An Almost-Optimally Fair Three-Party Coin-Flipping Protocol

Abstract

In a multiparty fair coin-flipping protocol, the parties output a common (close to) unbiased bit, even when some corrupted parties try to bias the output. Cleve [in Proceedings of the 20th Annual ACM Symposium on Theory of Computing (STOC), ACM, New York, 1986, pp. 364--369] has shown that in the case of dishonest majority (i.e., at least half of the parties can be corrupted), in any $m$-round coin-flipping protocol the corrupted parties can bias the honest parties' common output bit by $\Omega(\frac 1{m})$. For more than two decades the best known coin-flipping protocols against dishonest majority had bias $\Theta(\frac {\ell}{\sqrt{m}})$, where $\ell$ is the number of corrupted parties. This was changed by a recent breakthrough result of Moran, Naor, and Segev [in Theory of Cryptography, Lecture Notes in Comput. Sci. 5444, Springer, Berlin, 2009, pp. 1--18], who constructed an $m$-round, two-party coin-flipping protocol with optimal bias $\Theta(\frac 1 m)$. In a subsequent work, Beimel, Omri, and Orlov [in Proceedings of the 22nd Annual ACM Symposium on Theory of Computing (STOC), ACM, New York, 1990, pp. 503--513] extended this result to the multiparty case in which less than $\frac23$ of the parties can be corrupted. Still, for the case of $\frac23$ (or more) corrupted parties, the best known protocol had bias $\Theta(\frac {\ell}{\sqrt{m}})$. In particular, this was the state of affairs for the natural three-party case.

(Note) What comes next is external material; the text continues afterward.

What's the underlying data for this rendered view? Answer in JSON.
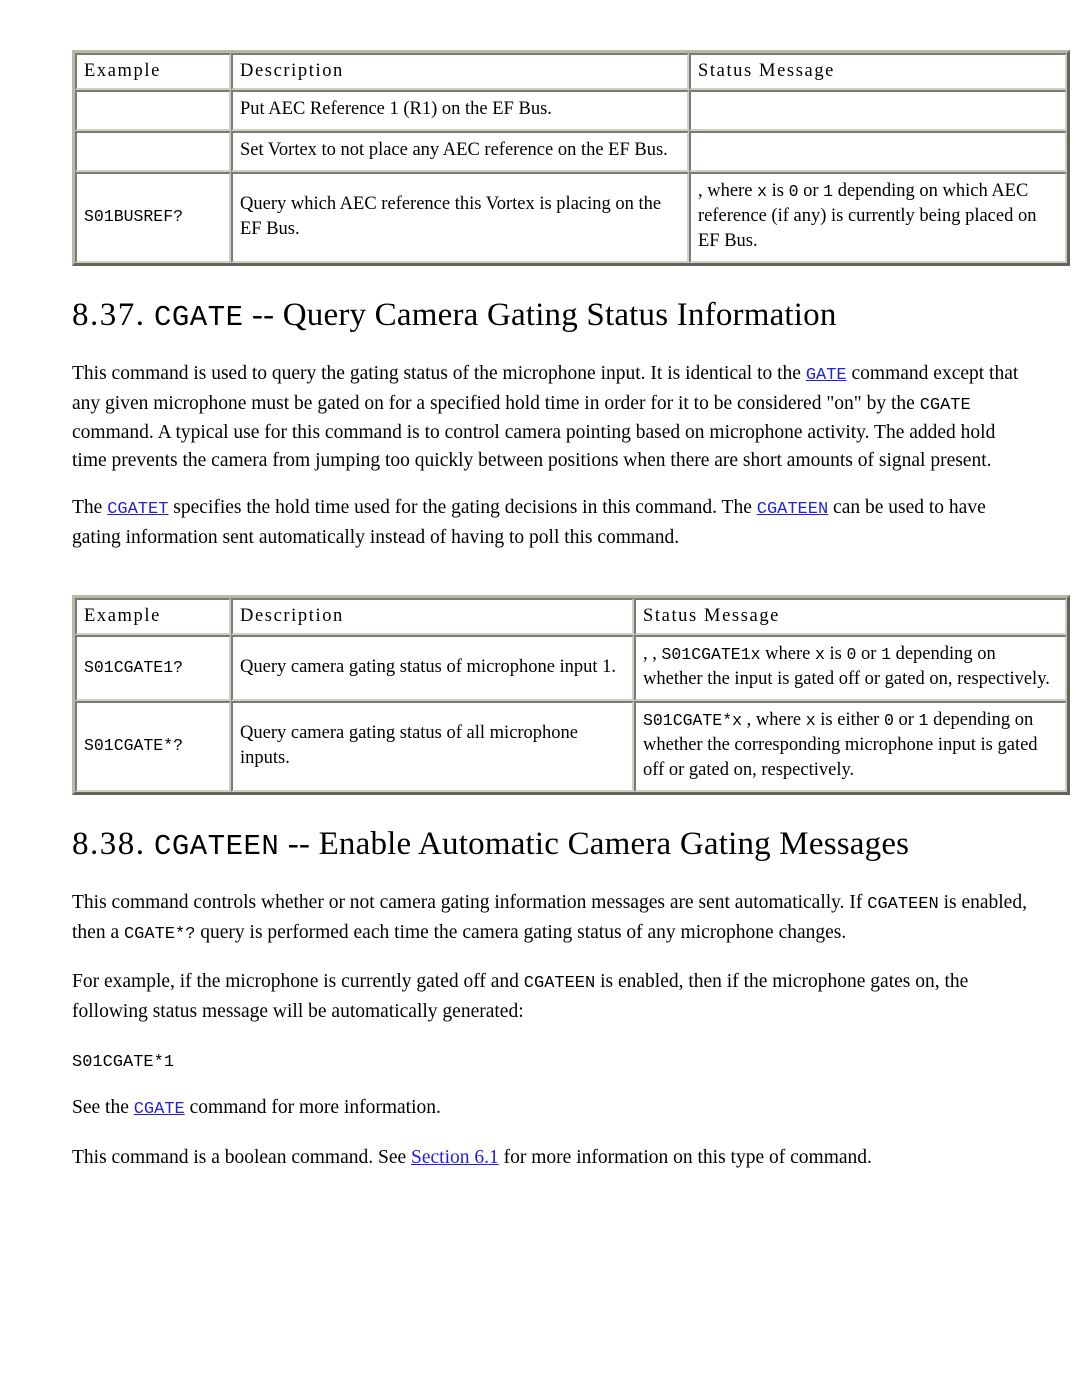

We take a step toward eliminating the above gap, presenting an $m$-round, three-party coin-flipping protocol, with bias $\frac{O(\log^3 m)}m$. Our approach (which we also apply to the two-party case) does not follow the “threshold round" paradigm used in the work of Moran, Naor, and Segev and Beimel, Omri, and Orlov but rather is a variation of the majority protocol of Cleve used to obtain the aforementioned $\Theta(\frac {\ell}{\sqrt{m}})$-bias protocol.